TTK 446. maddesinde ise İptal davası açabilecek kişiler ; ” (1) a) Toplantıda hazır bulunup da karara olumsuz oy veren ve bu muhalefetini tutanağa geçirten, b) Toplantıda hazır bulunsun veya bulunmasın, olumsuz oy kullanmış olsun ya da olmasın; çağrının usulüne göre yapılmadığını, gündemin gereği gibi ilan edilmediğini, genel kurula katılma yetkisi bulunmayan kişilerin veya temsilcilerinin toplantıya katılıp oy kullandıklarını, genel kurula katılmasına ve oy kullanmasına haksız olarak izin verilmediğini ve yukarıda sayılan aykırılıkların genel kurul kararının alınmasında etkili olduğunu ileri süren pay sahipleri, c) Yönetim kurulu, d) Kararların yerine getirilmesi, kişisel sorumluluğuna sebep olacaksa yönetim kurulu üyelerinden her biri, iptal davası açabilir. ” şeklinde belirtilmiştir.
TTK 447. maddesinde Butlan halleri; ” a) Pay sahibinin, genel kurula katılma, asgari oy, dava ve kanundan kaynaklanan vazgeçilemez nitelikteki haklarını sınırlandıran veya ortadan kaldıran, b) Pay sahibinin bilgi alma, inceleme ve denetleme haklarını, kanunen izin verilen ölçü dışında sınırlandıran, c) Anonim şirketin temel yapısını bozan veya sermayenin korunması hükümlerine aykırı olan, kararları batıldır.” şeklinde belirtilmiştir.
Davacı tarafça davalı 25/10/2021 tarihli olağan genel kurulunda alınan kararların butlanı ve iptaline yönelik dava açılmış olup, dava konusu genel kurul toplantısına çağrının usul ve yasaya uygun yapıldığı, toplantı ve karar nisaplarına uygun hareket edildiği, davacının muhalefet şerhini tutanağa geçirttiği, genel kurul kararlarının iptal talebi yönünden davanın 3 aylık süresinde açıldığı anlaşılmıştır.
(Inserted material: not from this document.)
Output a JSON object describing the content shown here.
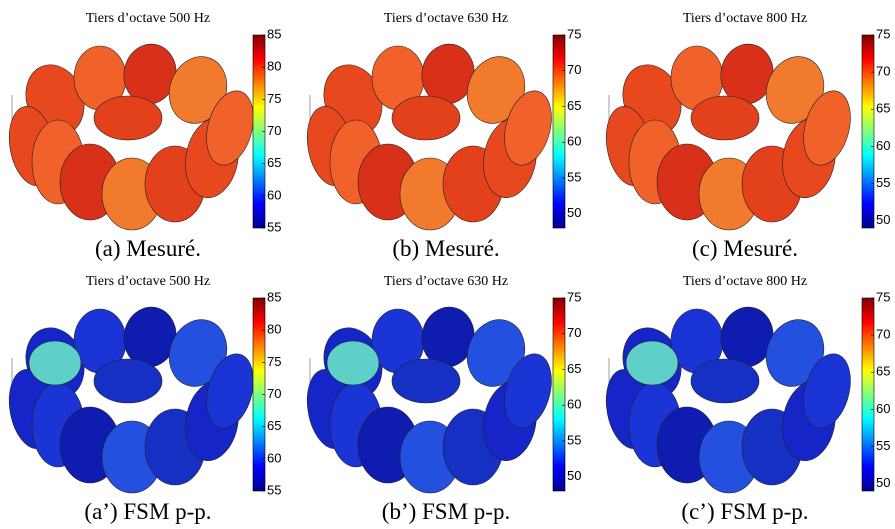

Davacı tarafça butlanı ve iptali talep edilen 25/10/2021 tarihli genel kurul toplantısında alınan 3 numaralı gündem maddesinin 2020 mali yılına ilişkin bilanço ve finansal tabloların okunması ve onaylanmasına ilişkin olduğu, 4 numaralı gündem maddesinin 2020 mali yılına ilişkin faaliyetlerinden dolayı yönetim kurulu üyelerinin ibrasına ilişkin olduğu, 5 numaralı gündem maddesinin şirket sermayesinin artırılması ve şirket ana sözleşmesinin sermaye başlıklı 6. maddesinin değiştirilmesine ilişkin olduğu, 6 numaralı gündem maddesinin 2020 mali yılına ilişkin karın dağıtılıp dağıtılmayacağı hususuna ilişkin olduğu, 7 numaralı gündem maddesinin yönetim kurulu üyelerine TTK 395 ve 396 maddeleri gereğince izin verilmesi hususuna ilişkin olduğu anlaşılmıştır.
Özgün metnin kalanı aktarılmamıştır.